Remember that, no matter how ‘Bah Humbug’ you may feel, you’re far from alone…
There is no immunization from times of grief, loneliness and turbulence. And, even if depression or insecurity tries to convince you that you’re isolated in your state of stagnance or unhappiness, it isn’t true.
You may feel like you’re standing on the outside looking in at everyone in their party dresses, toasting to the accomplished pasts and even more promising futures, but what you see may not be the truth. Take a chance on being honest with a friend or a mentor about how you’re feeling–you may be shocked at what they are moving through.
Write a letter of goodbye to whatever you wish to leave behind in this decade.
All of those things you held onto in 2019 that kept you shackled? It’s time to bid your farewell to them. Maybe it’s your habit of overspending on shoes, or your obsession with a certain person who has never reciprocated your affections, or a bitter vendetta you’ve held against that family member who wronged you. Whether a person, an emotion or a negative thought pattern, prepare to tell it goodbye. Hurl all of your disappointment, and rage, and regret onto the page and feel it leave your body. It’s a new decade–you’ve got bigger things to do and have no more tolerance for carrying around dead baggage.
Because now is the time to create new intentions & begin fulfilling them–for real this time.

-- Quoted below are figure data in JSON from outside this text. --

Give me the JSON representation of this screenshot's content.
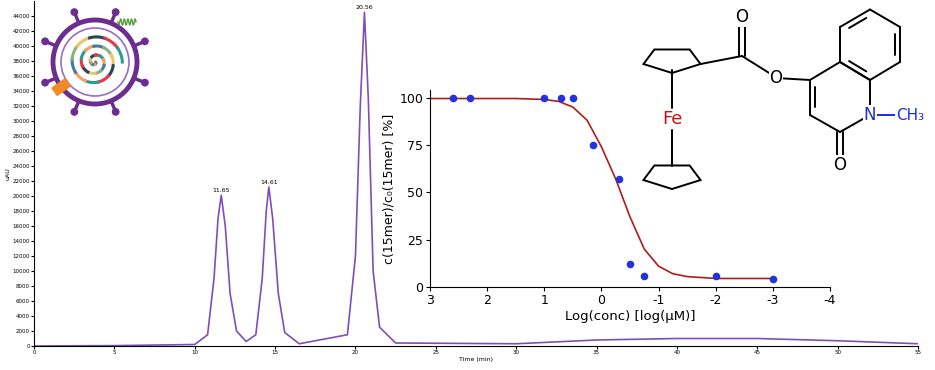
{
  "chart_data": [
    {
      "type": "line",
      "x_label": "Time (min)",
      "y_label": "uAU",
      "color": "#7e4fb8",
      "x": [
        0,
        5,
        10,
        10.8,
        11.2,
        11.45,
        11.65,
        11.9,
        12.2,
        12.6,
        13.2,
        13.8,
        14.2,
        14.45,
        14.61,
        14.85,
        15.2,
        15.6,
        16.5,
        19.5,
        20.0,
        20.3,
        20.56,
        20.8,
        21.1,
        21.5,
        22.5,
        30,
        35,
        40,
        45,
        50,
        55
      ],
      "values": [
        0,
        50,
        200,
        1500,
        9000,
        17000,
        20100,
        16000,
        7000,
        2000,
        600,
        1500,
        9000,
        18000,
        21200,
        17000,
        7000,
        1800,
        300,
        1500,
        12000,
        32000,
        44500,
        33000,
        10000,
        2500,
        400,
        300,
        800,
        1000,
        1000,
        700,
        300
      ],
      "annotations": [
        11.65,
        14.61,
        20.56
      ],
      "xlim": [
        0,
        55
      ],
      "xticks": [
        0,
        5,
        10,
        15,
        20,
        25,
        30,
        35,
        40,
        45,
        50,
        55
      ],
      "ylim": [
        0,
        46000
      ],
      "yticks": [
        0,
        2000,
        4000,
        6000,
        8000,
        10000,
        12000,
        14000,
        16000,
        18000,
        20000,
        22000,
        24000,
        26000,
        28000,
        30000,
        32000,
        34000,
        36000,
        38000,
        40000,
        42000,
        44000
      ]
    },
    {
      "type": "scatter",
      "x_label": "Log(conc) [log(µM)]",
      "y_label": "c(15mer)/c₀(15mer) [%]",
      "series": [
        {
          "type": "scatter",
          "color": "#2233dd",
          "marker": "circle",
          "x": [
            2.6,
            2.3,
            1.0,
            0.7,
            0.5,
            0.15,
            -0.3,
            -0.5,
            -0.75,
            -2,
            -3
          ],
          "values": [
            100,
            100,
            100,
            100,
            100,
            75,
            57,
            12,
            6,
            6,
            4
          ]
        },
        {
          "type": "line",
          "color": "#b01c1c",
          "line_style": "solid",
          "x": [
            3,
            2,
            1.5,
            1,
            0.75,
            0.5,
            0.25,
            0,
            -0.25,
            -0.5,
            -0.75,
            -1,
            -1.25,
            -1.5,
            -2,
            -3
          ],
          "values": [
            99.5,
            99.5,
            99.5,
            99,
            98,
            95,
            88,
            74,
            57,
            37,
            20,
            11,
            7,
            5.5,
            4.5,
            4.5
          ]
        }
      ],
      "xlim": [
        3,
        -4
      ],
      "xticks": [
        3,
        2,
        1,
        0,
        -1,
        -2,
        -3,
        -4
      ],
      "ylim": [
        0,
        104
      ],
      "yticks": [
        0,
        25,
        50,
        75,
        100
      ]
    }
  ],
  "structure": {
    "metal": "Fe",
    "carbonyl_oxygen": "O",
    "ester_oxygen": "O",
    "nitrogen": "N",
    "lactam_oxygen": "O",
    "methyl": "CH₃"
  }
}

In an article published by U.S. News in 2015, it was reported that 80 percent of New Year’s resolutions are abandoned by Valentine’s Day. Rather than letting that arrest you with thoughts like, “Well, what then is the point?” experiment with a strategy you’ve never considered before.
Make a list of all of the things you intended to achieve this year, then divide them into two separate lists–one that houses all of the things you completed, and another that houses all that you fell short of completing.
Next, study the first list and make a statement congratulating yourself on each of those accomplishments. High-five yourself—maybe even make a toast to your own bloody awesomeness. Then, dissect the second list, sans judgment and self-loathing. Write out how you may shake hands with each of them in a different way in the coming year. Introduce yourself to each of the tasks, being honest about where you’re at and where you plan to be, and begin to see them as friends instead of elusive strangers.
Dream up clever, inventive and playful modes of mingling with those goals in the New Year. Let the inspirations come to you–luring you and dazzling you. May the droves of new possibility make your toes tingle.